Media coverage of the event by the tech press was optimistic early on. Less than 24 hours later, Tay had to be taken down (Tay's tweets are now "protected") due to some rather unfortunate tweets. These included commentary on Nazis and Hitler (Godwin's Law again confirmed), Caitlyn Jenner, feminism, President Obama, and at least one more mention of a Donald Trump policy proposal* than you might find in a Republican debate.

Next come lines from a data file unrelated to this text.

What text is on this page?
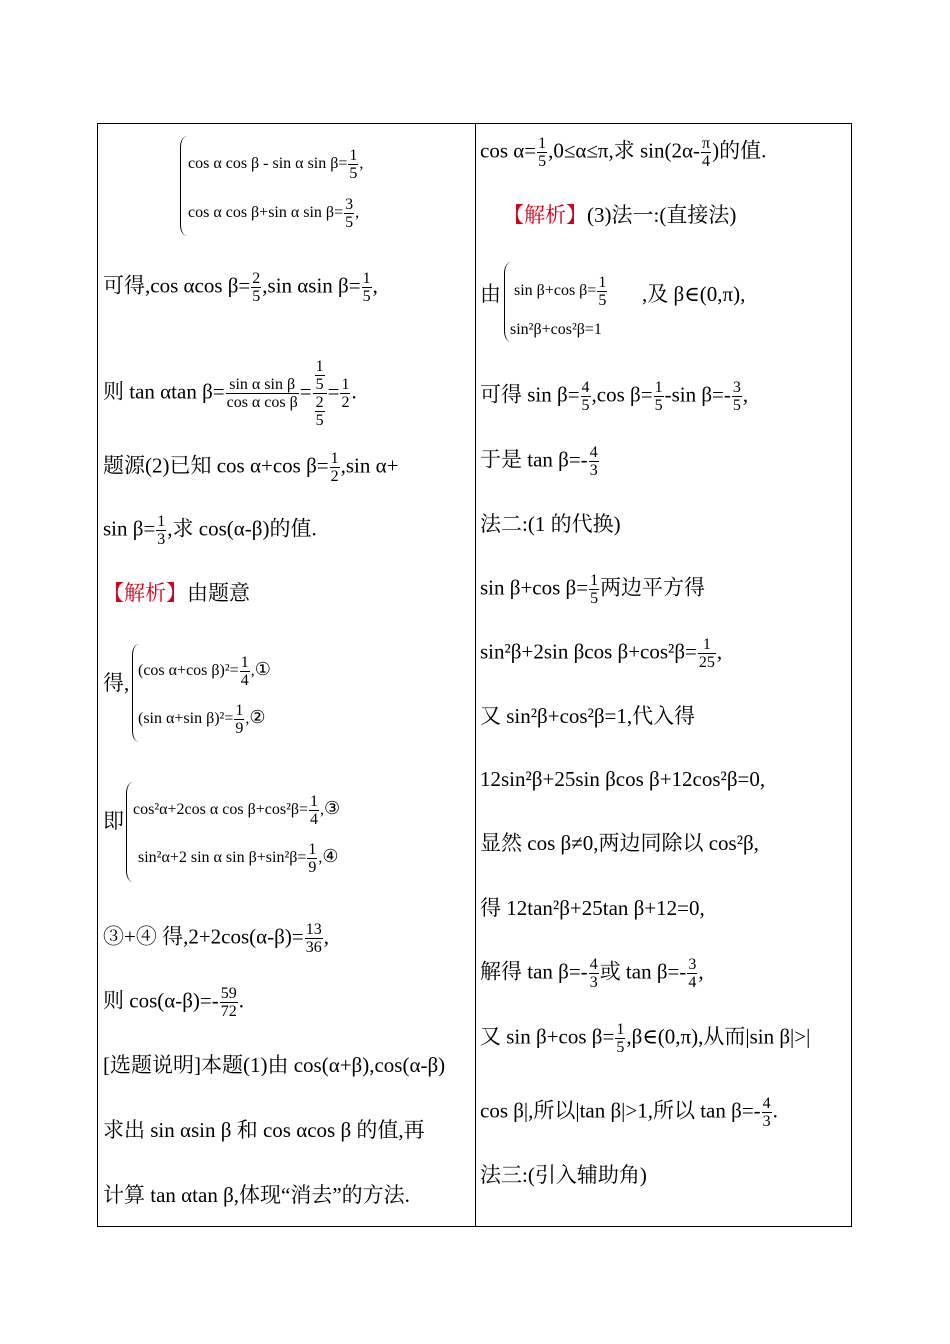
cos α cos β - sin α $\sin \beta= \frac{1}{5}$ ,
cos α cos β+sin α $\sin \beta= \frac{3}{5}$ ,
可得,cos αcos $\beta= \frac{2}{5} ,\sin$ αsin $\beta= \frac{1}{5}$ ,
则 tan αtan $\beta= \frac{\text{sin α sin β}}{\text{cos α cos β}} = \frac{\frac{1}{5}}{\frac{2}{5}} = \frac{1}{2}$ .
题源(2)已知 cos α+cos $\beta= \frac{1}{2} ,\sin$ α+
$\sin \beta= \frac{1}{3}$ ,求 cos(α-β)的值.
【解析】由题意
得,
(cos α+cos $\beta)^2= \frac{1}{4}$ ,①
(sin α+sin $\beta)^2= \frac{1}{9}$ ,②
即 cos²α+2cos α $\cos \beta+\cos^2\beta= \frac{1}{4}$ ,③
sin²α+2 sin α $\sin \beta+\sin^2\beta= \frac{1}{9}$ ,④
③+④ 得$,2+2\cos(\alpha-\beta)= \frac{13}{36}$ ,
则 $\cos(\alpha-\beta)=- \frac{59}{72}$ .
[选题说明]本题(1)由 cos(α+β),cos(α-β)
求出 sin αsin β 和 cos αcos β 的值,再
计算 tan αtan β,体现“消去”的方法.
$\cos \alpha= \frac{1}{5} ,0\le\alpha\le\pi$,求 $\sin(2\alpha- \frac{\pi}{4}$ )的值.
【解析】(3)法一:(直接法)
由 sin β+cos $\beta= \frac{1}{5}$ ,及 β∈(0,π),
sin²β+cos²β=1
可得 $\sin \beta= \frac{4}{5} ,\cos$ $\beta= \frac{1}{5} -\sin$ $\beta=- \frac{3}{5}$ ,
于是 $\tan \beta=- \frac{4}{3}$
法二:(1 的代换)
sin β+cos $\beta= \frac{1}{5}$ 两边平方得
sin²β+2sin βcos $\beta+\cos^2\beta= \frac{1}{25}$ ,
又 sin²β+cos²β=1,代入得
12sin²β+25sin βcos β+12cos²β=0,
显然 cos β≠0,两边同除以 cos²β,
得 12tan²β+25tan β+12=0,
解得 $\tan \beta=- \frac{4}{3}$ 或 $\tan \beta=- \frac{3}{4}$ ,
又 sin β+cos $\beta= \frac{1}{5}$ ,β∈(0,π),从而|sin β|>|
cos β|,所以|tan β|>1,所以 $\tan \beta=- \frac{4}{3}$ .
法三:(引入辅助角)
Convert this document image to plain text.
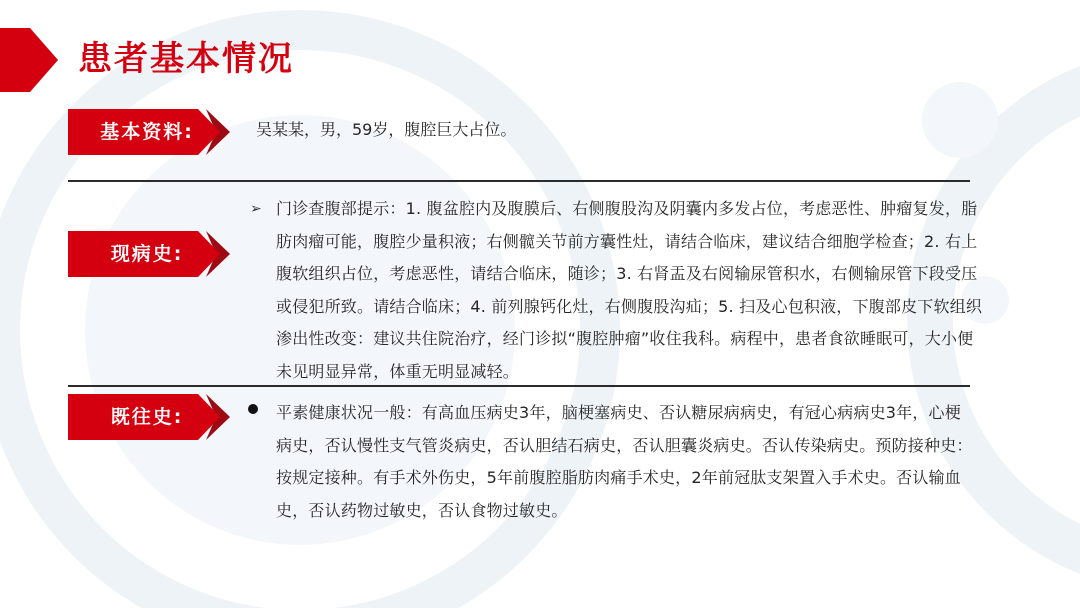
患者基本情况
基本资料:	吴某某，男，59岁，腹腔巨大占位。
现病史:
➢ 门诊查腹部提示：1. 腹盆腔内及腹膜后、右侧腹股沟及阴囊内多发占位，考虑恶性、肿瘤复发，脂肪肉瘤可能，腹腔少量积液；右侧髋关节前方囊性灶，请结合临床，建议结合细胞学检查；2. 右上腹软组织占位，考虑恶性，请结合临床，随诊；3. 右肾盂及右阅输尿管积水，右侧输尿管下段受压或侵犯所致。请结合临床；4. 前列腺钙化灶，右侧腹股沟疝；5. 扫及心包积液，下腹部皮下软组织渗出性改变：建议共住院治疗，经门诊拟“腹腔肿瘤”收住我科。病程中，患者食欲睡眠可，大小便未见明显异常，体重无明显减轻。
既往史:	平素健康状况一般：有高血压病史3年，脑梗塞病史、否认糖尿病病史，有冠心病病史3年，心梗病史，否认慢性支气管炎病史，否认胆结石病史，否认胆囊炎病史。否认传染病史。预防接种史：按规定接种。有手术外伤史，5年前腹腔脂肪肉痛手术史，2年前冠肽支架置入手术史。否认输血史，否认药物过敏史，否认食物过敏史。
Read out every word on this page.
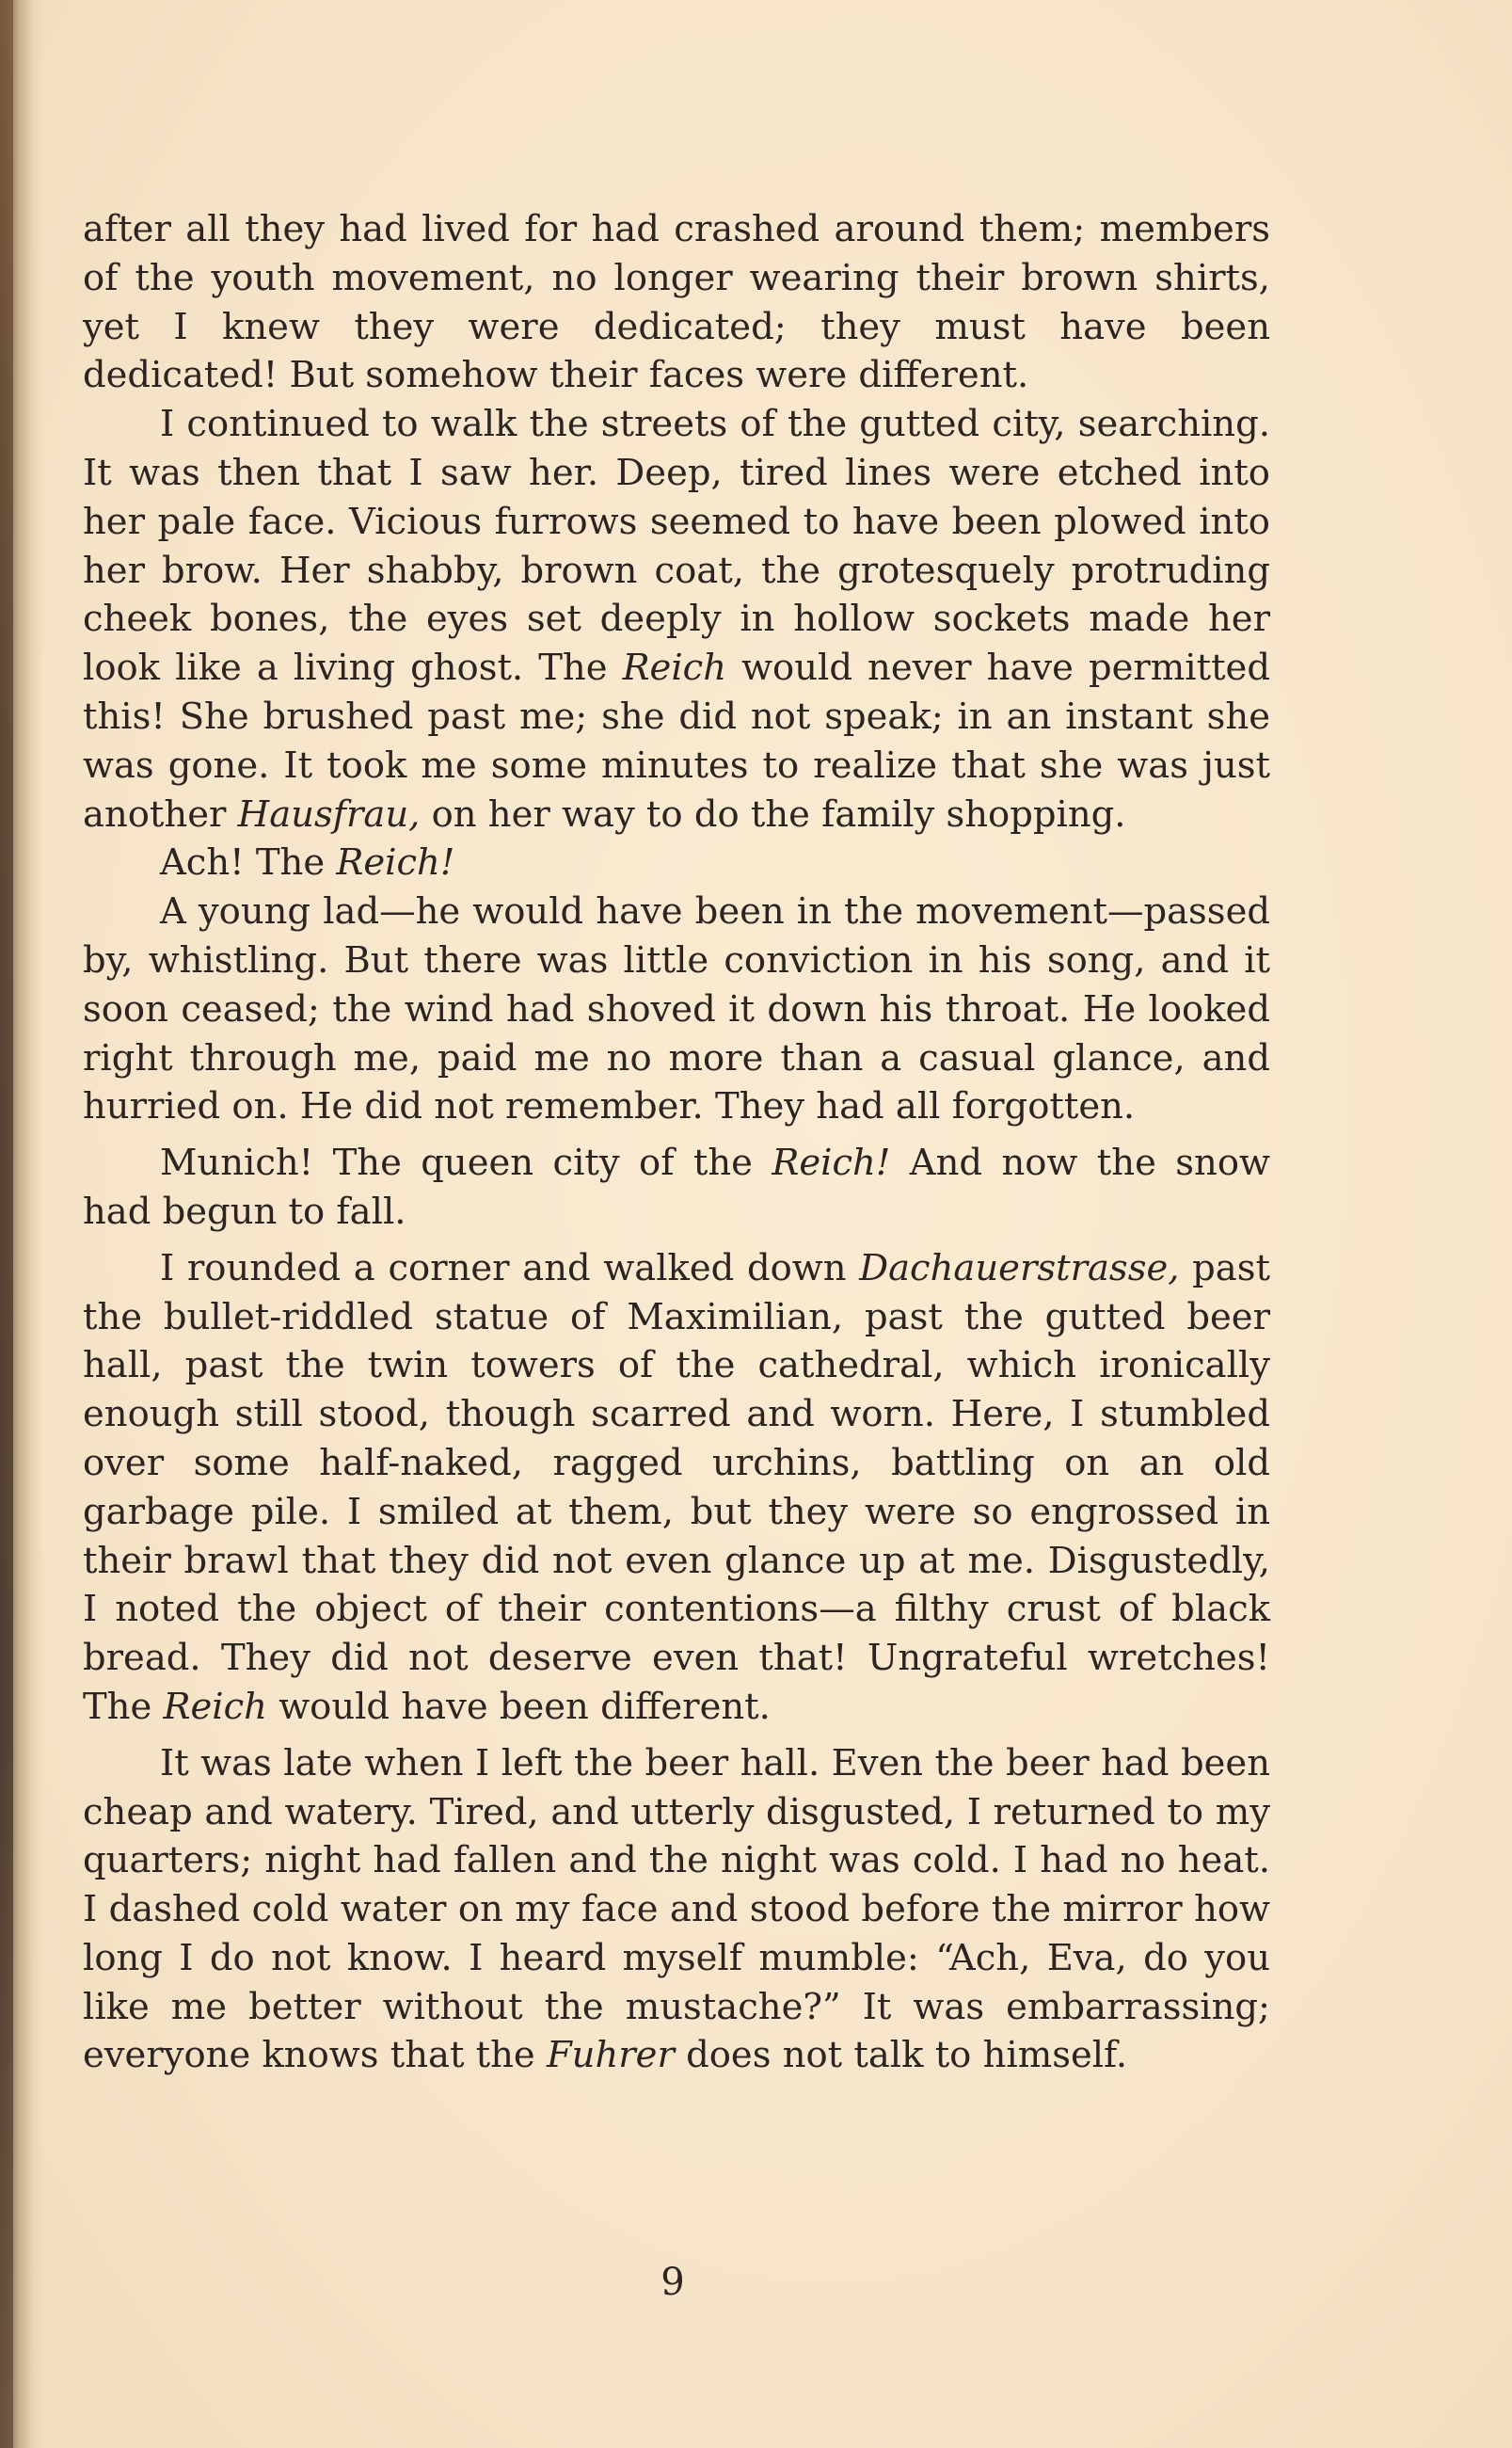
after all they had lived for had crashed around them; members of the youth movement, no longer wearing their brown shirts, yet I knew they were dedicated; they must have been dedicated! But somehow their faces were different.

I continued to walk the streets of the gutted city, searching. It was then that I saw her. Deep, tired lines were etched into her pale face. Vicious furrows seemed to have been plowed into her brow. Her shabby, brown coat, the grotesquely protruding cheek bones, the eyes set deeply in hollow sockets made her look like a living ghost. The Reich would never have permitted this! She brushed past me; she did not speak; in an instant she was gone. It took me some minutes to realize that she was just another Hausfrau, on her way to do the family shopping.

Ach! The Reich!

A young lad—he would have been in the movement—passed by, whistling. But there was little conviction in his song, and it soon ceased; the wind had shoved it down his throat. He looked right through me, paid me no more than a casual glance, and hurried on. He did not remember. They had all forgotten.

Munich! The queen city of the Reich! And now the snow had begun to fall.

I rounded a corner and walked down Dachauerstrasse, past the bullet-riddled statue of Maximilian, past the gutted beer hall, past the twin towers of the cathedral, which ironically enough still stood, though scarred and worn. Here, I stumbled over some half-naked, ragged urchins, battling on an old garbage pile. I smiled at them, but they were so engrossed in their brawl that they did not even glance up at me. Disgustedly, I noted the object of their contentions—a filthy crust of black bread. They did not deserve even that! Ungrateful wretches! The Reich would have been different.

It was late when I left the beer hall. Even the beer had been cheap and watery. Tired, and utterly disgusted, I returned to my quarters; night had fallen and the night was cold. I had no heat. I dashed cold water on my face and stood before the mirror how long I do not know. I heard myself mumble: “Ach, Eva, do you like me better without the mustache?” It was embarrassing; everyone knows that the Fuhrer does not talk to himself.

9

Much like my three-year-old niece, it turns out that Tay was built with a distinct vulnerability to blindly obeying "repeat after me" commands, which led to thousands of the planet's best and brightest testing the exploit. As an aside, I must confess to owning an old Atari system (thanks Google, it was the 1040 ST) in the 80s with a voice synthesizer that had some pretty nasty things to say about my sister. However, some media coverage noted that (oddly) not all of the offensive tweets were prompted by "repeat" commands, including a rather benign tweet about comedian Ricky Gervais prompting a (you guessed it) Hitler comparison.
What Did We Learn?
AlphaGo's success has proven that there are probably few traditional games where humans will be proven superior to machines. I heard some unsubstantiated rumors on LinkedIn that Google is currently working on a top secret AI project capable of defeating humans in one of the more complex card games of the past century — Cards Against Humanity. Don't expect AlphaGo to be invited to anyone's game night, at least until it can drink a beer.
Microsoft pitched Tay with the tagline "the more you chat with Tay the smarter she gets". It turns out that wasn't true.